Kimberly García marcha y brilla oro en Chequia
8 mayo, 2026
Una jornada tranquila, casi de trámite, se convirtió en un caos en la recta de meta, donde se produjo una enorme montonera de la que salió ileso el francés del Soudal Quick Step, como ganador y maglia rosa tras un esprint reducido que puso final en tierras búlgaras el trayecto de 147 km entre Nessebar y Burgas, en la primera etapa del Giro de Italia.
Esprint previsible, pero anormal y caótico en su ejecución. A 100 metros de la pancarta final una montaña de bicicletas y ciclistas taponaron la carretera. Unos 10 afortunados lograron salvarse del desastre y disputaron la victoria. Entre todos se lució Paul Magnier, de 22 años, francés nacido en Laredo (Estados Unidos). El joven galo atacó de lejos con una potencia impresionante. Un auténtico rayo que se llevó el botín de su primera victoria en una grande y la maglia rosa. Un sueño que selló en 3h.21.07, a una media de 43,8 km/hora. Ganó la partida al danés Tobias Lund Andresen (Uno X) y al británico Ethan Vernon (NSN). Uno de los grandes favoritos, el italiano Jonathan Milan (Lidl Trek) se conformó con la cuarta plaza.
Magnier de de rosa
Sevilla y Tarozzi chocaron los puños a 23 de meta. Gesto de agradecimiento mutuo por una aventura compartida. El gran grupo los sobrepasó a 23 de meta. Los equipos de los esprinters ya se estaban poniendo serios, comenzaba la hora de la verdad, la lucha por el esprint y la primera prenda rosa. Los favoritos, entre ellos Vingegaard, a cola de pelotón, sin entrar en la refriega. El resto de etapa fue cuestión de pelea, acelerones, lucha por el control y tácticas para colocar a los «guepardos». El Lidl Trek, todo el día controlando con el eritreo Ghebreigzabhier en cabeza más de 100 km buscó la gloria para Milan. Era el favorito, pero la desagradable sorpresa de la montonera esperaba muy cerca de la línea.
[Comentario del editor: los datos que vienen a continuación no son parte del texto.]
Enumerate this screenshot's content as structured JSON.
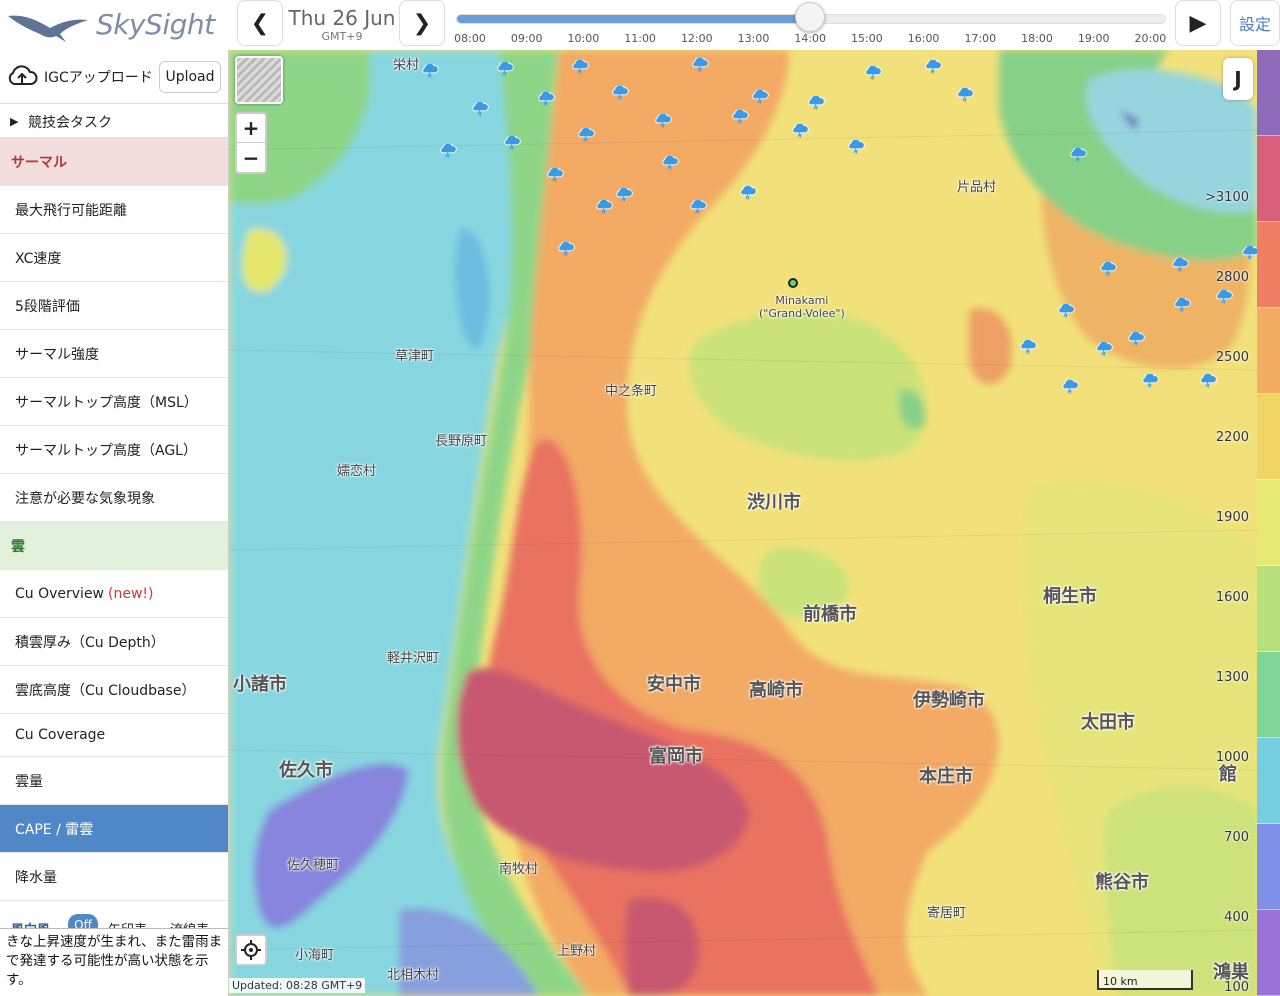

Este sábado la segunda etapa tendrá lugar entre Burgas y Veliko Tarnovo, de 221 km. Otra opción para los «guepardos» del pelotón, aunque una cota cerca de meta podría saltar el pronóstico. La primera dificultad será Byala Pass (3a, 7,7 km al 4,6), seguida, ya pasado el ecuador de la jornada, por el Vratnik (3a, 9,1 km al 4,1). En el km 210, y poco después del esprint bonificado, hay que subir la cota vecina al Monasterio de Lyaskovets (3a, 3,9 km al 6,6). Ahí se podrían producir emboscadas para evitar la llegada masiva, si no, un final en ligero ascenso ofrecerá opciones a los «rematadores».